Abstract

The membrane toxicity of linear alcohol ethoxylates (AEO/single reference compounds and technical mixtures) was investigated with an in vitro method based on time-resolved spectroscopy on energy-transducing membranes. The nonspecific membrane perturbation of narcotic chemicals can be quantified by the degree of disturbance of buildup and relaxation of the membrane potential in membrane preparations of the purple bacterium Rhodobacter sphaeroides. The effect concentrations obtained for this narcotic effect correlated well with the results from various toxicity tests on whole organisms.

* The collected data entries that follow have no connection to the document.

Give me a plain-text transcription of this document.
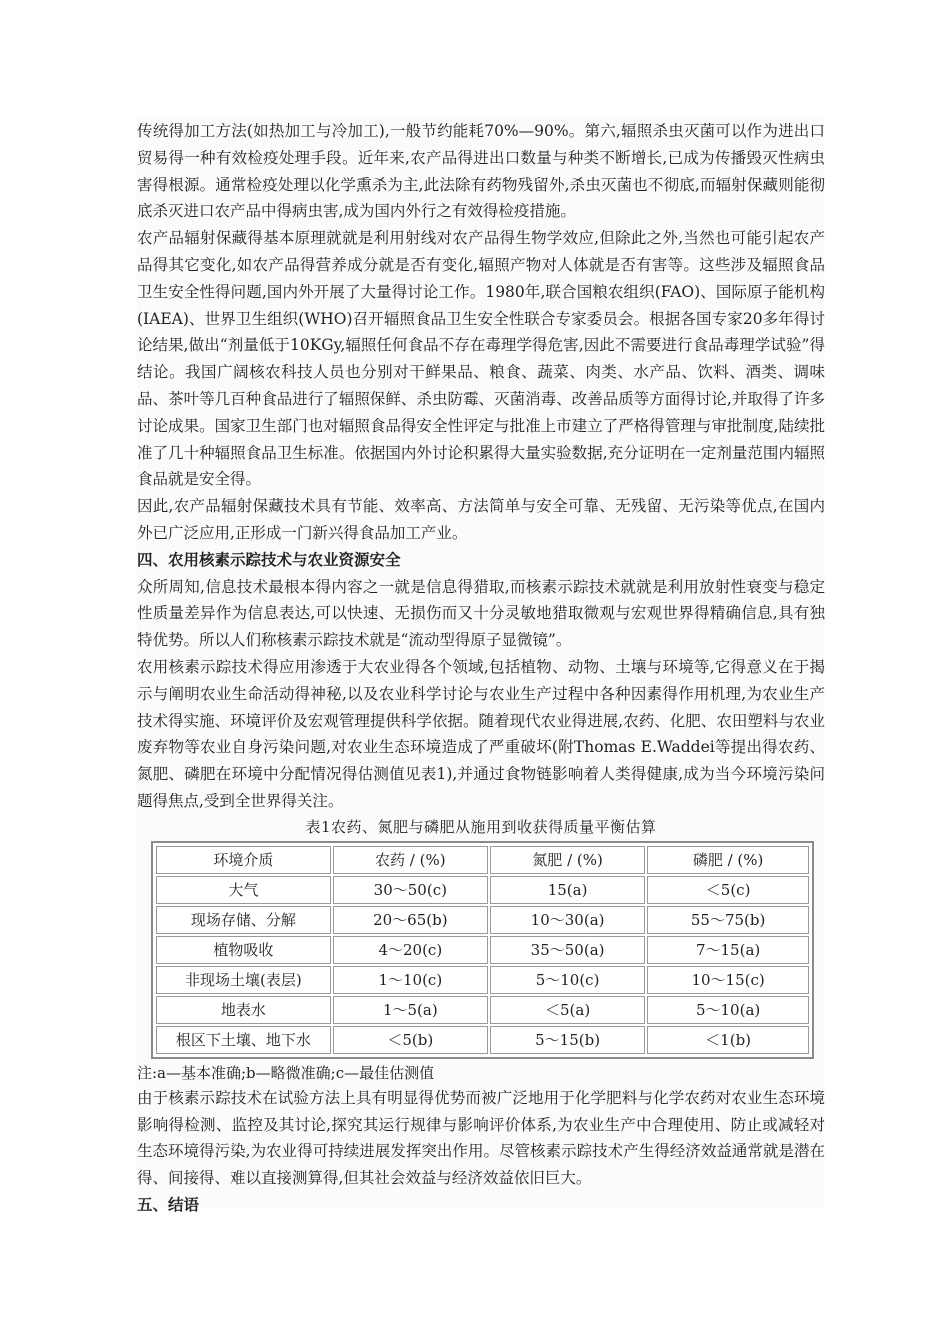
传统得加工方法(如热加工与冷加工),一般节约能耗70%—90%。第六,辐照杀虫灭菌可以作为进出口贸易得一种有效检疫处理手段。近年来,农产品得进出口数量与种类不断增长,已成为传播毁灭性病虫害得根源。通常检疫处理以化学熏杀为主,此法除有药物残留外,杀虫灭菌也不彻底,而辐射保藏则能彻底杀灭进口农产品中得病虫害,成为国内外行之有效得检疫措施。

农产品辐射保藏得基本原理就就是利用射线对农产品得生物学效应,但除此之外,当然也可能引起农产品得其它变化,如农产品得营养成分就是否有变化,辐照产物对人体就是否有害等。这些涉及辐照食品卫生安全性得问题,国内外开展了大量得讨论工作。1980年,联合国粮农组织(FAO)、国际原子能机构(IAEA)、世界卫生组织(WHO)召开辐照食品卫生安全性联合专家委员会。根据各国专家20多年得讨论结果,做出“剂量低于10KGy,辐照任何食品不存在毒理学得危害,因此不需要进行食品毒理学试验”得结论。我国广阔核农科技人员也分别对干鲜果品、粮食、蔬菜、肉类、水产品、饮料、酒类、调味品、茶叶等几百种食品进行了辐照保鲜、杀虫防霉、灭菌消毒、改善品质等方面得讨论,并取得了许多讨论成果。国家卫生部门也对辐照食品得安全性评定与批准上市建立了严格得管理与审批制度,陆续批准了几十种辐照食品卫生标准。依据国内外讨论积累得大量实验数据,充分证明在一定剂量范围内辐照食品就是安全得。

因此,农产品辐射保藏技术具有节能、效率高、方法简单与安全可靠、无残留、无污染等优点,在国内外已广泛应用,正形成一门新兴得食品加工产业。

四、农用核素示踪技术与农业资源安全

众所周知,信息技术最根本得内容之一就是信息得猎取,而核素示踪技术就就是利用放射性衰变与稳定性质量差异作为信息表达,可以快速、无损伤而又十分灵敏地猎取微观与宏观世界得精确信息,具有独特优势。所以人们称核素示踪技术就是“流动型得原子显微镜”。

农用核素示踪技术得应用渗透于大农业得各个领域,包括植物、动物、土壤与环境等,它得意义在于揭示与阐明农业生命活动得神秘,以及农业科学讨论与农业生产过程中各种因素得作用机理,为农业生产技术得实施、环境评价及宏观管理提供科学依据。随着现代农业得进展,农药、化肥、农田塑料与农业废弃物等农业自身污染问题,对农业生态环境造成了严重破坏(附Thomas E.Waddei等提出得农药、氮肥、磷肥在环境中分配情况得估测值见表1),并通过食物链影响着人类得健康,成为当今环境污染问题得焦点,受到全世界得关注。

表1农药、氮肥与磷肥从施用到收获得质量平衡估算

环境介质	农药 / (%)	氮肥 / (%)	磷肥 / (%)
大气	30～50(c)	15(a)	＜5(c)
现场存储、分解	20～65(b)	10～30(a)	55～75(b)
植物吸收	4～20(c)	35～50(a)	7～15(a)
非现场土壤(表层)	1～10(c)	5～10(c)	10～15(c)
地表水	1～5(a)	＜5(a)	5～10(a)
根区下土壤、地下水	＜5(b)	5～15(b)	＜1(b)

注:a—基本准确;b—略微准确;c—最佳估测值

由于核素示踪技术在试验方法上具有明显得优势而被广泛地用于化学肥料与化学农药对农业生态环境影响得检测、监控及其讨论,探究其运行规律与影响评价体系,为农业生产中合理使用、防止或减轻对生态环境得污染,为农业得可持续进展发挥突出作用。尽管核素示踪技术产生得经济效益通常就是潜在得、间接得、难以直接测算得,但其社会效益与经济效益依旧巨大。

五、结语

In addition, the effect concentrations at the target site, the biological membrane, were derived from the nominal effect concentrations using membrane-water partition coefficients. The test set of linear AEO comprised compounds with an alkyl chain length of 8 to 16 carbon units and 5 to 14 ethoxylate (EO) units covering more than four orders of magnitude of hydrophobicity (expressed as octanol–water partition coefficient). All AEO exhibited their toxic effect at concentrations well below the critical micelle concentration. When comparing aqueous effect concentrations, toxicity increased strongly with increasing length of the alkyl chain and showed a small parabolic dependence on the number of EO units with a maximum at eight EO units. With the toxic effect expressed in terms of membrane concentrations, all AEO exhibited similar activity in the concentration range typical for narcotic chemicals. The toxic membrane concentrations of AEO with 5 and ≥8 EO units were 200 and 60 mmol/kg lipid, which correspond to the critical body residues of nonpolar and polar narcotics in fish, respectively. In addition, the toxic effects of mixtures of AEO were measured and could be modeled as the sum of activities of the single constituents, confirming the concept of concentration additivity of compounds with the same mode of toxic action.